Не воевавшему человеку не понять, что оборона редко опирается на города, в городах бои идут, когда всё остальное уже потеряно, стараются не доводить до городских боёв. Вся оборона строится через местность, через эти сраные речки, бугорки и деревни. Там, именно там, месяцами рвут друг друга на части солдаты, ложатся тысячами, чтобы защитить город или наоборот не дать освободить его.
В города, как правило, первыми входят свежие части второго эшелона, а те, кто на подступах к этому городу месяцами воевал, тех уже в живых нет или они обескровленные убыли на переформирование.
Нет у меня кучи медалей и орденов, а те, что есть и те не мои, они Сашки Мухина, Юры Лепестка и других ребят. Мы их заслужили, мы их получили за те самые речки, поля, леса и высотки. Многие там и остались на век…»
Закончив читать, я улыбнулся невесёлой улыбкой. Какой ты молодец, Родион Фёдорович, не забыл своего «корешка» Юрку Лепестка, не забыл, всю жизнь помнил… Он тебя тоже помнит, даже после смерти. Обязательно туда съезжу, расскажу, твоим павшим товарищам о тебе, о том, что всю жизнь в сердце и памяти их носил.
Может скинуть Бирхоффу эти истории Верхотурцева? Нет, обойдётся этот фриц, не понять ему, не для него это. Для нас, для потомков. Нельзя такое прятать, найду способ где и как опубликовать эти воспоминания. Обязательно найду.
Глава 22
Когда я уже ложился спать, то мне позвонил Женя Верхотурцев и сказал, что в квартире прадеда у него «завалялся» ещё один уникальный материал. У Родиона Фёдоровича был на пенсии лучший друг, с которым они последние годы жизни постоянно общались. Друг был тёзкой, по отчеству, звали его Лапшин Николай Фёдорович. Он не был однополчанином Родиона Верхотурцева, но воевал недалеко, почти в тех же местах, в составе 80-ой стрелковой дивизии.

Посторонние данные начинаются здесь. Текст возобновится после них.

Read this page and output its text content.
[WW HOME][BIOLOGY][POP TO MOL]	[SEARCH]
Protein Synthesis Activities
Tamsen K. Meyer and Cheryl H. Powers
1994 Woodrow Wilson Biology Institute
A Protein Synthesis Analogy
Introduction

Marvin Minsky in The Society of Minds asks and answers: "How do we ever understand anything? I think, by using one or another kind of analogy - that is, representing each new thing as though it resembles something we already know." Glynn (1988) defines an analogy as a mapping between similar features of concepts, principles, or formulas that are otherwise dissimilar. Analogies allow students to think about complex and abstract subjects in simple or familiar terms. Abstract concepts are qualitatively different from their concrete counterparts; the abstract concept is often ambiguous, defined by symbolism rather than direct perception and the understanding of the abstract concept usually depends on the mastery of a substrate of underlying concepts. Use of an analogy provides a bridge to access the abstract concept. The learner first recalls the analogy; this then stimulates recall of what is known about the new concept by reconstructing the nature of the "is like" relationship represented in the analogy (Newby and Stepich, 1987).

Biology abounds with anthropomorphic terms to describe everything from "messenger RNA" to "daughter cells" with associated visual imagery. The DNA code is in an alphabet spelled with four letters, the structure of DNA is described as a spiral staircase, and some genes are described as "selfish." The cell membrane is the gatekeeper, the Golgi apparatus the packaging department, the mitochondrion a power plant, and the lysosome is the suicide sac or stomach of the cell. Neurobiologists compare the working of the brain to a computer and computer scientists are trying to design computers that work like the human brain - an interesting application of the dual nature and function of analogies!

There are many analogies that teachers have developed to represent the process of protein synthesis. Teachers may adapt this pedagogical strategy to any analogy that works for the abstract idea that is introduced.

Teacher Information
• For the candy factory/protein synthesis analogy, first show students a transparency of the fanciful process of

Дело в том, что у прадеда Жени остался черновой вариант интервью, которое Лапшин давал корреспонденту газеты «Искра» в 1995 году, но по какой — то причине статья так и не вышла, может посчитали слишком правдивой и честной и решили «не формат», а может ещё по каким причинам. Через несколько дней после того интервью не стало и самого Николая Фёдоровича, а вот запись — стенограмма того интервью осталась. Сейчас уже нет ни той газеты, ни ветерана — фронтовика, но Женя Верхотурцев посчитал, что таким воспоминаниям не стоит пропадать и возможно я как — то смогу их встроить в тот материал, который готовлю в «своей редакции»?

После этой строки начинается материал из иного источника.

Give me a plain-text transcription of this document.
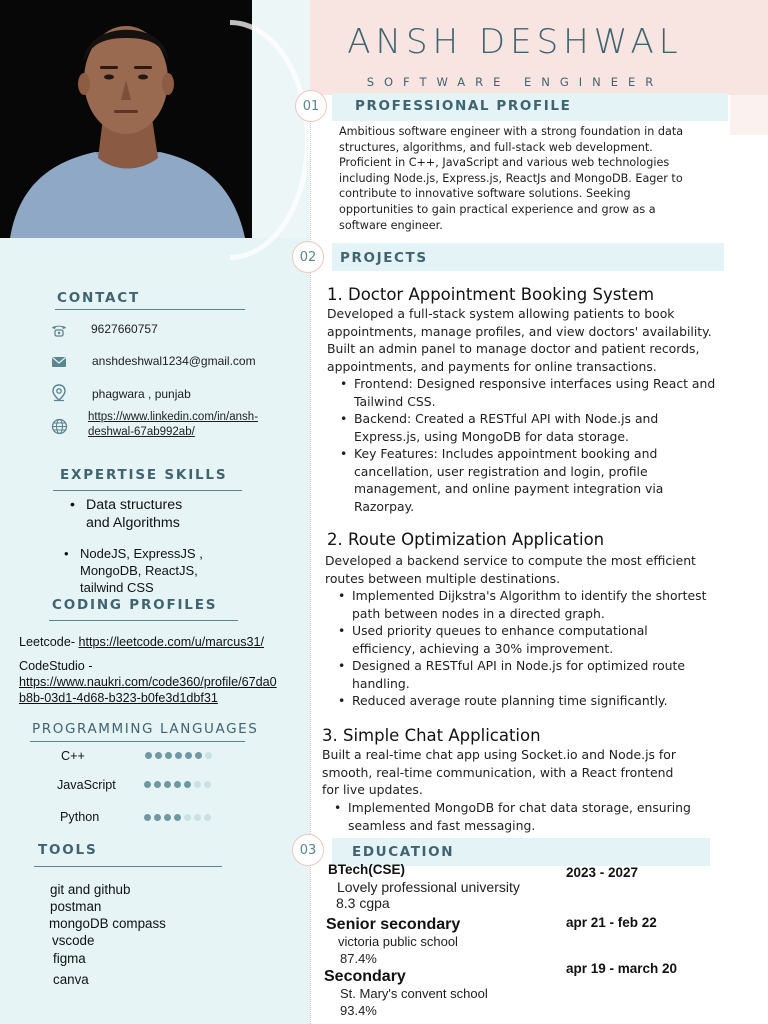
ANSH DESHWAL
SOFTWARE ENGINEER
01	PROFESSIONAL PROFILE
Ambitious software engineer with a strong foundation in data
structures, algorithms, and full-stack web development.
Proficient in C++, JavaScript and various web technologies
including Node.js, Express.js, ReactJs and MongoDB. Eager to
contribute to innovative software solutions. Seeking
opportunities to gain practical experience and grow as a
software engineer.
02	PROJECTS
1. Doctor Appointment Booking System
Developed a full-stack system allowing patients to book
appointments, manage profiles, and view doctors' availability.
Built an admin panel to manage doctor and patient records,
appointments, and payments for online transactions.
• Frontend: Designed responsive interfaces using React and
Tailwind CSS.
• Backend: Created a RESTful API with Node.js and
Express.js, using MongoDB for data storage.
• Key Features: Includes appointment booking and
cancellation, user registration and login, profile
management, and online payment integration via
Razorpay.
2. Route Optimization Application
Developed a backend service to compute the most efficient
routes between multiple destinations.
• Implemented Dijkstra's Algorithm to identify the shortest
path between nodes in a directed graph.
• Used priority queues to enhance computational
efficiency, achieving a 30% improvement.
• Designed a RESTful API in Node.js for optimized route
handling.
• Reduced average route planning time significantly.
3. Simple Chat Application
Built a real-time chat app using Socket.io and Node.js for
smooth, real-time communication, with a React frontend
for live updates.
• Implemented MongoDB for chat data storage, ensuring
seamless and fast messaging.
03	EDUCATION
BTech(CSE)
Lovely professional university
8.3 cgpa
2023 - 2027
Senior secondary
victoria public school
87.4%
apr 21 - feb 22
Secondary
St. Mary's convent school
93.4%
apr 19 - march 20
CONTACT
9627660757
anshdeshwal1234@gmail.com
phagwara , punjab
https://www.linkedin.com/in/ansh-
deshwal-67ab992ab/
EXPERTISE SKILLS
• Data structures
and Algorithms
• NodeJS, ExpressJS ,
MongoDB, ReactJS,
tailwind CSS
CODING PROFILES
Leetcode- https://leetcode.com/u/marcus31/
CodeStudio -
https://www.naukri.com/code360/profile/67da0
b8b-03d1-4d68-b323-b0fe3d1dbf31
PROGRAMMING LANGUAGES
C++
JavaScript
Python
TOOLS
git and github
postman
mongoDB compass
vscode
figma
canva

Сразу же согласился и утром он выслал мне скан копию с вопросами журналиста из «Искры» и рассказом Николая Фёдоровича Лапшина. Сразу же преступил к чтению.
Воспоминания и окопная правда старшины 80-ой стрелковой дивизии Волховского фронта - Лапшина Николая Федоровича, о боях на берегу Волхова и в районе Любани весной 1943 года.
Николай Федорович, скажите, для всех Волховский фронт – это прежде всего трагедия Второй ударной армии генерала Власова, а для вас? Каким фронт видели вы, простой солдат, труженик войны? Каким был ваш «взгляд из окопа?»
«Тусклым был мой взгляд (смеется). Вас журналистов не понять, то вам надо чтобы вас подвигами кормили, а сейчас время такое настало, что подвигов вам не надо, надо грязь раскапывать.
Чтобы я тебе не рассказал, ты всё равно не поймёшь, ты там не был, ты этого не испытал, и дай тебе Бог никогда не испытаешь. Если я тебе расскажу про чудеса, которые там люди творили, как ломали себя, на что шли, чтобы войну эту закончить быстрее, так ты не поверишь. Если начну правду – матку резать, так вырежешь половину».
Обещаю, ничего вырезать не будем. Подвигами кормить не нужно, расскажите, как было.